Fry’s Electronics contends that it’s still in business, but months of nearly nonexistent inventory levels have convinced customers otherwise. In an effort to address rumors that Fry’s is circling the drain, the company stated that it’s changing its main business model. Rather than buying stock and selling it on shelves, the regional retailer is in the process of shifting to a consignment model that doesn’t require it to pay manufacturers for products until those products sell. While this may help with inventory management and returns, the choppy transition has already made its mark, creating a major dent in the customer experience.
Ah, The Good Ol’ Days.
In its heyday, a trip to Fry’s Electronics was like taking a kid to the candy store (but with computing professionals/enthusiasts looking for computers, components, and accessories). Store visitors were immersed in the in-store experience of each location’s theme (Burbank has a retro-space theme from Hollywood, Houston showcases Texas’s oil history, Sunnyvale pays homage to the history of Silicon Valley). They had the opportunity to build custom PCs, and could peruse endless aisles of unique product assortments. The company also led with a generous return policy unmatched by competitors at the time. Fast forward to today, and it’s hard to compete on product selection and price alone, especially without products on shelves.

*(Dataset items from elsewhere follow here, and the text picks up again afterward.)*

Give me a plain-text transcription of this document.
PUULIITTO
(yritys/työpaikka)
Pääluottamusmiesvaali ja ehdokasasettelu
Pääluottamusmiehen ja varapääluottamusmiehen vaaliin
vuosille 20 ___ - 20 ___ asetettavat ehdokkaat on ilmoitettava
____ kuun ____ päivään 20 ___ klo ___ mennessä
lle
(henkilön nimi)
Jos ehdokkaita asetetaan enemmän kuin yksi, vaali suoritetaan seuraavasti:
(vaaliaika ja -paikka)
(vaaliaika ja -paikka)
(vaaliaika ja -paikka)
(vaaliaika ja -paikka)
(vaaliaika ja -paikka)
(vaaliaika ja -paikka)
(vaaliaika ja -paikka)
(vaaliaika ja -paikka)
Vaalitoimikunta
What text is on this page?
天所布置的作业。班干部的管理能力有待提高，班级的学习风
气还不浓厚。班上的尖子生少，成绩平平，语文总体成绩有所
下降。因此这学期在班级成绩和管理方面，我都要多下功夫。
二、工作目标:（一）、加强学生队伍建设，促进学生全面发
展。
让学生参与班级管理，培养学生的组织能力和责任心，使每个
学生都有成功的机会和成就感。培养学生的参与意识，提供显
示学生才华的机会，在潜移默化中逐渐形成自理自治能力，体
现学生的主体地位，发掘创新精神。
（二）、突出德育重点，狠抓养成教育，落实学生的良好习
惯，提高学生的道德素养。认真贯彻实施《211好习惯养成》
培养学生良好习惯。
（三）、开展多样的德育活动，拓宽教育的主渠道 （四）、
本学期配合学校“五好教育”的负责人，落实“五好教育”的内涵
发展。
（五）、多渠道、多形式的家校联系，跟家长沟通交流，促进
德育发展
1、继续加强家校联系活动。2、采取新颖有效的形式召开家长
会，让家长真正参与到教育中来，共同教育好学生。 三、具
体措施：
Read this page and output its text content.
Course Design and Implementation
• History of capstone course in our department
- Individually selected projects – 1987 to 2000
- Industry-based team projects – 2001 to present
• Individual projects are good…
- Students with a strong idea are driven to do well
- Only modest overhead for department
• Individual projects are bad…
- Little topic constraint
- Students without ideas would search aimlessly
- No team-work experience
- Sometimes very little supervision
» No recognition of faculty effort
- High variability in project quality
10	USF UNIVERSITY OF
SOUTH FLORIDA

A Day Late, Tons of Inventory Short.
With Fry’s Electronics operating as a privately held company, it’s hard to take a close peek under the hood to get a detailed look at what’s going on. And while financial statements aren’t readily available, one thing likely holds true – Fry’s Electronics lost its edge in the wake of e-commerce and evolving consumer purchasing habits.
According to the U.S. Department of Commerce, 2019 e-commerce sales increased by 14.9% to $601.7 billion (compared to 2018), representing 11.0% of total sales including those made through retailers. E-commerce sales accounted for 9.9% of total sales in 2018. With the growth of online shopping and a range of ways to target customers, an omnichannel marketing strategy (or lack thereof) can make or break a company.

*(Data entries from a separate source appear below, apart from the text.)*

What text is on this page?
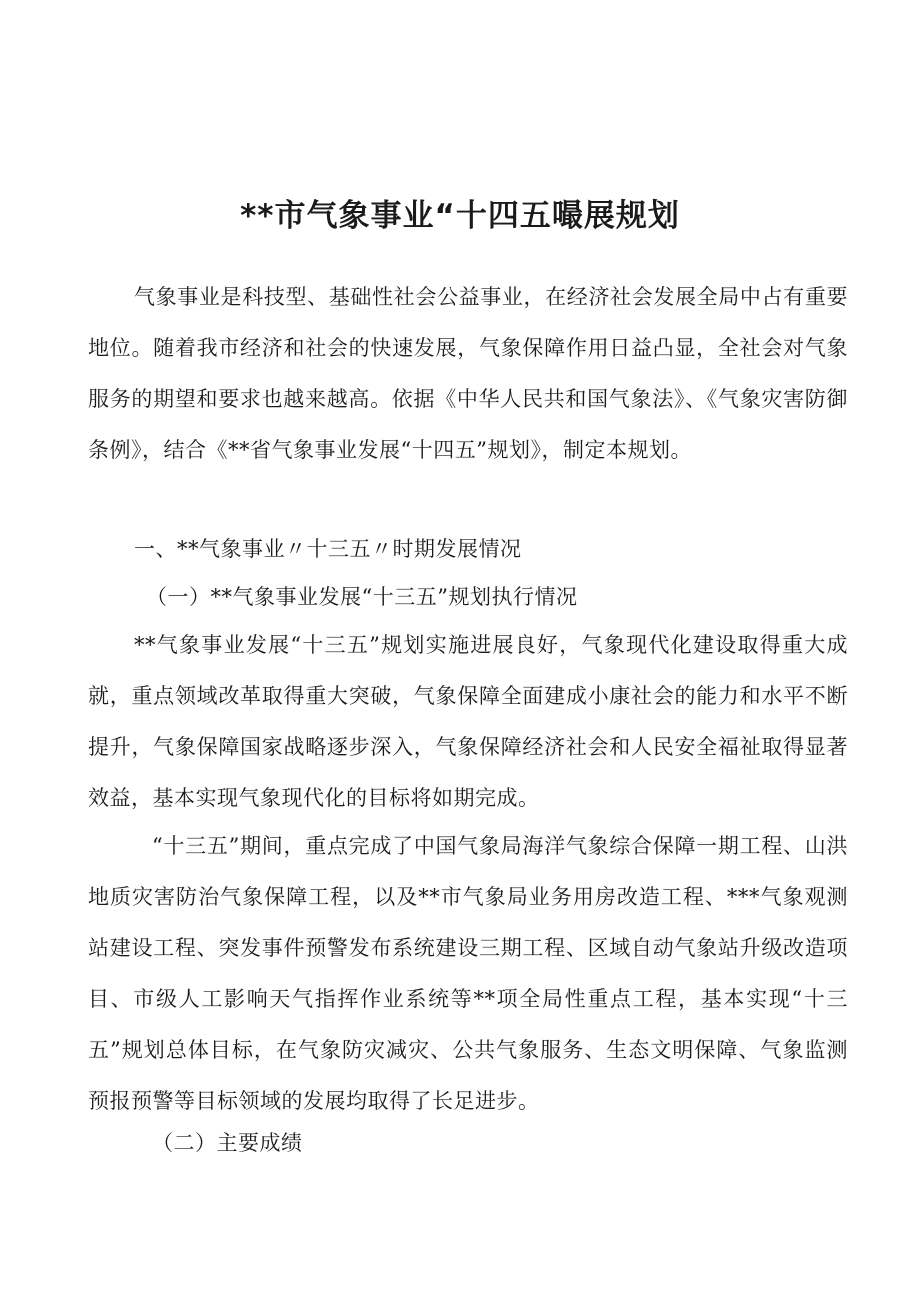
**市气象事业“十四五嘬展规划

气象事业是科技型、基础性社会公益事业，在经济社会发展全局中占有重要地位。随着我市经济和社会的快速发展，气象保障作用日益凸显，全社会对气象服务的期望和要求也越来越高。依据《中华人民共和国气象法》、《气象灾害防御条例》，结合《**省气象事业发展“十四五”规划》，制定本规划。

一、**气象事业〃十三五〃时期发展情况

（一）**气象事业发展“十三五”规划执行情况

**气象事业发展“十三五”规划实施进展良好，气象现代化建设取得重大成就，重点领域改革取得重大突破，气象保障全面建成小康社会的能力和水平不断提升，气象保障国家战略逐步深入，气象保障经济社会和人民安全福祉取得显著效益，基本实现气象现代化的目标将如期完成。

“十三五”期间，重点完成了中国气象局海洋气象综合保障一期工程、山洪地质灾害防治气象保障工程，以及**市气象局业务用房改造工程、***气象观测站建设工程、突发事件预警发布系统建设三期工程、区域自动气象站升级改造项目、市级人工影响天气指挥作业系统等**项全局性重点工程，基本实现“十三五”规划总体目标，在气象防灾减灾、公共气象服务、生态文明保障、气象监测预报预警等目标领域的发展均取得了长足进步。

（二）主要成绩
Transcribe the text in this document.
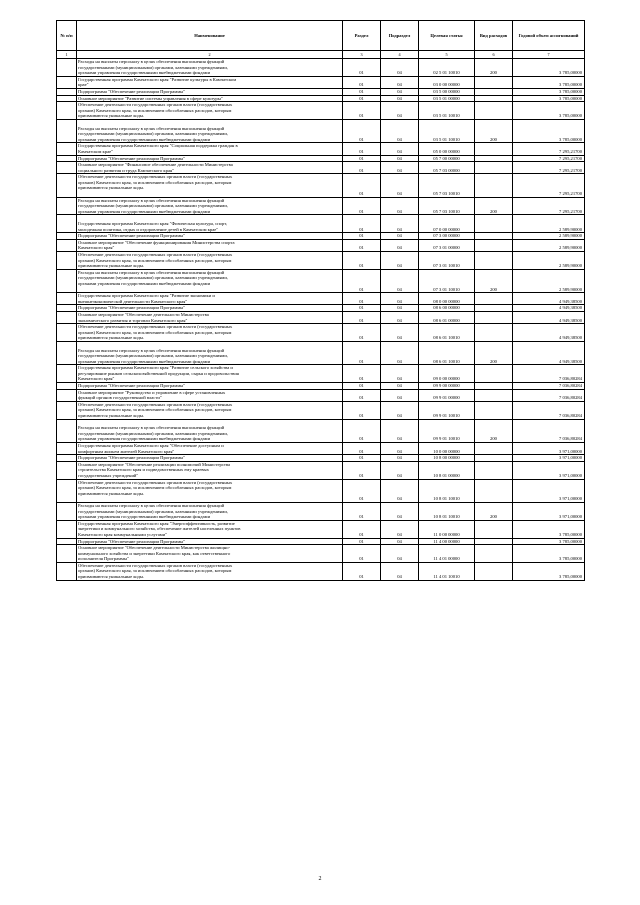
№ п/п	Наименование	Раздел	Подраздел	Целевая статья	Вид расходов	Годовой объем ассигнований
1	2	3	4	5	6	7

	Расходы на выплаты персоналу в целях обеспечения выполнения функций
государственными (муниципальными) органами, казенными учреждениями,
органами управления государственными внебюджетными фондами	01	04	02 5 01 10010	200	3 785,00000

	Государственная программа Камчатского края "Развитие культуры в Камчатском
крае"	01	04	03 0 00 00000		3 785,00000

	Подпрограмма "Обеспечение реализации Программы"	01	04	03 5 00 00000		3 785,00000

	Основное мероприятие "Развитие системы управления в сфере культуры"	01	04	03 5 01 00000		3 785,00000

	Обеспечение деятельности государственных органов власти (государственных
органов) Камчатского края, за исключением обособленных расходов, которым
присваиваются уникальные коды.	01	04	03 5 01 10010		3 785,00000

	Расходы на выплаты персоналу в целях обеспечения выполнения функций
государственными (муниципальными) органами, казенными учреждениями,
органами управления государственными внебюджетными фондами	01	04	03 5 01 10010	200	3 785,00000

	Государственная программа Камчатского края "Социальная поддержка граждан в
Камчатском крае"	01	04	05 0 00 00000		7 295,21700

	Подпрограмма "Обеспечение реализации Программы"	01	04	05 7 00 00000		7 295,21700

	Основное мероприятие "Финансовое обеспечение деятельности Министерства
социального развития и труда Камчатского края"	01	04	05 7 03 00000		7 295,21700

	Обеспечение деятельности государственных органов власти (государственных
органов) Камчатского края, за исключением обособленных расходов, которым
присваиваются уникальные коды.	01	04	05 7 03 10010		7 295,21700

	Расходы на выплаты персоналу в целях обеспечения выполнения функций
государственными (муниципальными) органами, казенными учреждениями,
органами управления государственными внебюджетными фондами	01	04	05 7 03 10010	200	7 295,21700

	Государственная программа Камчатского края "Физическая культура, спорт,
молодежная политика, отдых и оздоровление детей в Камчатском крае"	01	04	07 0 00 00000		2 589,90000

	Подпрограмма "Обеспечение реализации Программы"	01	04	07 3 00 00000		2 589,90000

	Основное мероприятие "Обеспечение функционирования Министерства спорта
Камчатского края"	01	04	07 3 01 00000		2 589,90000

	Обеспечение деятельности государственных органов власти (государственных
органов) Камчатского края, за исключением обособленных расходов, которым
присваиваются уникальные коды.	01	04	07 3 01 10010		2 589,90000

	Расходы на выплаты персоналу в целях обеспечения выполнения функций
государственными (муниципальными) органами, казенными учреждениями,
органами управления государственными внебюджетными фондами	01	04	07 3 01 10010	200	2 589,90000

	Государственная программа Камчатского края "Развитие экономики и
внешнеэкономической деятельности Камчатского края"	01	04	08 0 00 00000		4 949,38500

	Подпрограмма "Обеспечение реализации Программы"	01	04	08 6 00 00000		4 949,38500

	Основное мероприятие "Обеспечение деятельности Министерства
экономического развития и торговли Камчатского края"	01	04	08 6 01 00000		4 949,38500

	Обеспечение деятельности государственных органов власти (государственных
органов) Камчатского края, за исключением обособленных расходов, которым
присваиваются уникальные коды.	01	04	08 6 01 10010		4 949,38500

	Расходы на выплаты персоналу в целях обеспечения выполнения функций
государственными (муниципальными) органами, казенными учреждениями,
органами управления государственными внебюджетными фондами	01	04	08 6 01 10010	200	4 949,38500

	Государственная программа Камчатского края "Развитие сельского хозяйства и
регулирование рынков сельскохозяйственной продукции, сырья и продовольствия
Камчатского края"	01	04	09 0 00 00000		7 036,80284

	Подпрограмма "Обеспечение реализации Программы"	01	04	09 9 00 00000		7 036,80284

	Основное мероприятие "Руководство и управление в сфере установленных
функций органов государственной власти"	01	04	09 9 01 00000		7 036,80284

	Обеспечение деятельности государственных органов власти (государственных
органов) Камчатского края, за исключением обособленных расходов, которым
присваиваются уникальные коды.	01	04	09 9 01 10010		7 036,80284

	Расходы на выплаты персоналу в целях обеспечения выполнения функций
государственными (муниципальными) органами, казенными учреждениями,
органами управления государственными внебюджетными фондами	01	04	09 9 01 10010	200	7 036,80284

	Государственная программа Камчатского края "Обеспечение доступным и
комфортным жильем жителей Камчатского края"	01	04	10 0 00 00000		3 971,00000

	Подпрограмма "Обеспечение реализации Программы"	01	04	10 8 00 00000		3 971,00000

	Основное мероприятие "Обеспечение реализации полномочий Министерства
строительства Камчатского края и подведомственных ему краевых
государственных учреждений"	01	04	10 8 01 00000		3 971,00000

	Обеспечение деятельности государственных органов власти (государственных
органов) Камчатского края, за исключением обособленных расходов, которым
присваиваются уникальные коды.	01	04	10 8 01 10010		3 971,00000

	Расходы на выплаты персоналу в целях обеспечения выполнения функций
государственными (муниципальными) органами, казенными учреждениями,
органами управления государственными внебюджетными фондами	01	04	10 8 01 10010	200	3 971,00000

	Государственная программа Камчатского края "Энергоэффективность, развитие
энергетики и коммунального хозяйства, обеспечение жителей населенных пунктов
Камчатского края коммунальными услугами"	01	04	11 0 00 00000		3 785,00000

	Подпрограмма "Обеспечение реализации Программы"	01	04	11 4 00 00000		3 785,00000

	Основное мероприятие "Обеспечение деятельности Министерства жилищно-
коммунального хозяйства и энергетики Камчатского края, как ответственного
исполнителя Программы"	01	04	11 4 01 00000		3 785,00000

	Обеспечение деятельности государственных органов власти (государственных
органов) Камчатского края, за исключением обособленных расходов, которым
присваиваются уникальные коды.	01	04	11 4 01 10010		3 785,00000
2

Viewing the battle as e-commerce vs. brick-and-mortar is no longer accurrate because shoppers have evolved beyond this. Customers want to shop quickly and easily while enjoying a positive experience throughout the shopping process. Seamless shopping is key, and many customers no longer have the patience for companies that do not align systems. Sure, Fry’s offers a great price matching policy and BOPIS (buy online, pick-up in-store), but many customers faced issues of incorrect in-store availability and poor customer service for years.
At a time when customers can purchase virtually anything from anywhere in the world, merchants that choose to operate stores need to focus on the customer experience – a feat that will break Fry’s Electronics if it’s unable to build back trust with customers that now view the retailer as a barren wasteland.
An Uphill Battle.
Fry’s Electronics has a lot of work to do if it wants to turnaround its business and win back customers. The company is now engaging on social media (and finally publicly addressing inventory issues) to convince its customers that stock levels are coming back. On February 19, 2020 the company published a Facebook post stating the following:
“With over 300 vendors transitioned to our new consignment model, we continue to make progress every week increasing our store stock levels – including in our City of Industry, Roseville, Sunnyvale, and San Jose stores pictured here! We appreciate your patience and support as we still have a lot of work to do to complete this transition and get our stores fully stocked.”
But some were quick to fire back. One Facebook user stated “Too Little. Too Late. What’s Fry’s?” and another said “I’ve been extremely disappointed with the lack of product at the Fry’s… It honestly looks like that place is going under. It’s a real shame.” One commenter even accused the photos as being “staged” in a “super desperate PR move” because “local shoppers know what the stores should look like.”
Others remained hopeful. One Facebook user said “Best of luck. I hope it works out.” Another rooted for the retailer and shared, “I love walking into a big electronics store and being able to get exactly what I need, but also being able to browse a wide selection of stuff… All the best – I love your stores! Make the comeback!”
Regardless of customer sentiment, time will tell. Unsatisfied customers have been disappointed by barren shelves and realistically have a plethora of shopping options. The future of Fry’s Electronics sure looks bleak, and the regional retailer will need to move quickly to smooth out its business model transition and offer a range of incentives to get customers back into its stores.